We don’t know what “digital common” sense is or how to create it…yet. [Is this what underlies the growing and violent instabilities bubbling up throughout society that seem to be unexplainable?]

My belief — my delusion of Reality itself, if you will, — is that shared self-delusion is a necessary universal constraint for sentient beings like us to be sane; maybe this sharedness is shredding and reaching a tipping point to shift to a new level of awareness.

One of a  poet’s job is to simplify life’s mysteries to its bottom lines; Jimmy Buffett captured the apparent truth of self-delusion in one memorable line of his Margaritaville song:

If we weren’t all crazy, wed just go insane.”

Our job in life seems to be the task of refining and improving our shared delusions of reality at each level of understanding through individual work in the known here and now as shaped by scouting experiments into the unknown there and then from which we learn and grow.

Throughout earth’s 4.5 billion year history life has survived by pulling itself forward for four billion of those years by collectively adopting the most successful new innovations as it adapted to cataclysmic periods of existential natural threats to all life.

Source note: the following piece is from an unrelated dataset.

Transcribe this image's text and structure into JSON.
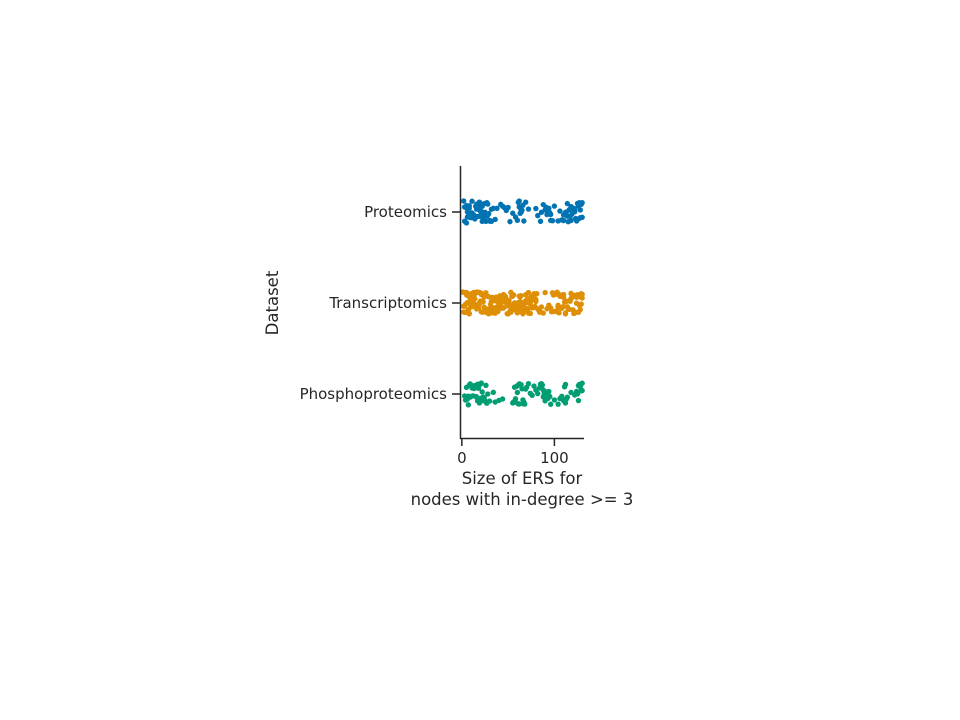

Humans are newcomers to the scene having led life’s parade for just the past two million years; only 0.05 % of earth’s history! Of this short time, human civilization has only been a technological wonder for just the last 500 years, or just 0.025% of human existence!

The Human Race is over.  We won! We are not going to blow it now, are we?  We are the only life forms with opposable thumbs, super computer brains, and the technology to feed and support the world.

Isn’t time we faced our delusion dilemma and invent digital common sense?